What I have been working on for the past several weeks are some smaller projects. Some short fiction, and some notes for stories that could be short or novel-length. I have a small, but growing stack of index card with the names of protagonists and their primary conflict. Because really, that’s all you need to start writing something.

I am not participating in NaNoWriMo this month, though I wish good luck to those of you who are. (Pick up the pace penmonkeys! You’ve got three days left!) I wrote one month-long novel this year, and dealing with that first draft since writing it has proved to be more of a challenge than actually meeting my word quota by the deadline. Maybe next year.

For now, applying the lessons I learned about self-discipline from having written my first novel to new projects is my task.

That aside, I’ve read and seen some awesome stuff over the past five or six weeks. The Yiddish Policeman’s Union by Michael Chabon (dude needs a real website), and The Hunger Games by Suzanne Collins top the list. Both books tell very different stories in very different writing styles, but they struck me as having one important thing in common- they are both written in present tense rather than the more common past tense that most fiction is written in.
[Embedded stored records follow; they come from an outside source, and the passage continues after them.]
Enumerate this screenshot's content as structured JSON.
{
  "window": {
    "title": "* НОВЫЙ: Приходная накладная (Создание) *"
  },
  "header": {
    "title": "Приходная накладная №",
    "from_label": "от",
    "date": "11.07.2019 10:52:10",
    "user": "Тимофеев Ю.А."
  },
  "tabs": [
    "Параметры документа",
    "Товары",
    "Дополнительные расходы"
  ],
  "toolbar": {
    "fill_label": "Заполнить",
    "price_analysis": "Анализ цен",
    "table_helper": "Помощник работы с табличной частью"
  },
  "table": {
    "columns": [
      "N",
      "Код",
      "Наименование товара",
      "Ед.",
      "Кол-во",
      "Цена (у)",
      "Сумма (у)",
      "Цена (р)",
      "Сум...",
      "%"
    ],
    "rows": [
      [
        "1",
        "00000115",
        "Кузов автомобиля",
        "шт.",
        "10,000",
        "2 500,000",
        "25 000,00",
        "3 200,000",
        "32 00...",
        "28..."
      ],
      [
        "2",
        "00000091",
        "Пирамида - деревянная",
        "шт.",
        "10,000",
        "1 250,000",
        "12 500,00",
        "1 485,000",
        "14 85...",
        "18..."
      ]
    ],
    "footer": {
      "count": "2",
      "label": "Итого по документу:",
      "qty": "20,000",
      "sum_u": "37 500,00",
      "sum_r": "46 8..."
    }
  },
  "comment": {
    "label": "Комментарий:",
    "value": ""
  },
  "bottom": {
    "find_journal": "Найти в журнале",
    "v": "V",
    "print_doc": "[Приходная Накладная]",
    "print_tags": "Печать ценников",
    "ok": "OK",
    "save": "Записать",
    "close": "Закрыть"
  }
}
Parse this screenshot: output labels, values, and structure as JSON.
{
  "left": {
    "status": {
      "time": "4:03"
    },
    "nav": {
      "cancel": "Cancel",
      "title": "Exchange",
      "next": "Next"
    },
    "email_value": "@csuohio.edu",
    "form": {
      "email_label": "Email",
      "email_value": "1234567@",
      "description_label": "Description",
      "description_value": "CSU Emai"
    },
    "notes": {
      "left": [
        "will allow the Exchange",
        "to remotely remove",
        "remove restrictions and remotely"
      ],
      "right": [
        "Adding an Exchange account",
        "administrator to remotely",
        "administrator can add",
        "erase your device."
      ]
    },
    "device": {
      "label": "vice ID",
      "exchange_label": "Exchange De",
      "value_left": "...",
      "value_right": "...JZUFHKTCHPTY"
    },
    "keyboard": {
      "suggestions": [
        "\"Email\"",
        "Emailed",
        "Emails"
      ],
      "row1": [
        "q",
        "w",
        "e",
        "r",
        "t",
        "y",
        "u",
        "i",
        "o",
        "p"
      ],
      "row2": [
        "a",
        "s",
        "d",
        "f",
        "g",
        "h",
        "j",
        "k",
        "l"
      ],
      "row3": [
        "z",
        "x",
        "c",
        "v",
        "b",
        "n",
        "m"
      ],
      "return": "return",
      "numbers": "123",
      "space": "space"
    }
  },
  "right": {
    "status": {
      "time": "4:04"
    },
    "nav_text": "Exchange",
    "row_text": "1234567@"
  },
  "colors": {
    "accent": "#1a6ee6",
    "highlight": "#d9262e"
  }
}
Reading a narrative that described things as they happened made each book hard to put down. That’s a change I’m considering exploring in my own work. And if you can’t tell, I highly recommend both novels. (Yes, Hunger Games is “Young Adult” fiction. But I would say the narrative is sophisticated enough for anyone who considers themselves an adult.)

I’m also nearing the end of Game of Thrones. Yeah, I know I’m late to this party. But at the rate George double-R Martin produces sequels, I don’t exactly feel the need to catch up especially quickly. The question is, is it worth buying the DVD’s of the HBO series, or should I just wait however many years until they’re available on Netflix?

I got to attend “An Evening With Neil Gaiman and Amanda Palmer” on Halloween. That was an amazing night. I now have an autographed copy of Anansi Boys. Sadly, I left my CD cover of Who Killed Amanda Palmer in the car, so her signature now graces a poster I bought at the show instead. For those of you who have been living in the musical equivalent of a convent for the last eight years and have never heard of either Amanda Fucking Palmer or The Dresden Dolls, you should read this article here, and then go buy some albums and remedy this gross deficiency in your life. (I recommend starting with either her Who Killed Amanda Palmer Album, or with the Dresden Dolls self-titled album, but you can’t go wrong with “Yes, Virginia” either.)

Lastly, I thought I would mention that I’m not sure how to feel about the passing of Anne McCaffrey. I never did read her Pern novels, though I was very unimpressed by The Rowan when I read it sometime in my early teens. I think that turned me off from reading her other stuff. Though when I see the number of authors I respect who credit her as an influence, I’m starting to think that her Pern novels may be worth a look.

And that dear readers (if there are any of you left) is where I’m at. Oh, by the way, the beer I had brewing turned out to be excellent.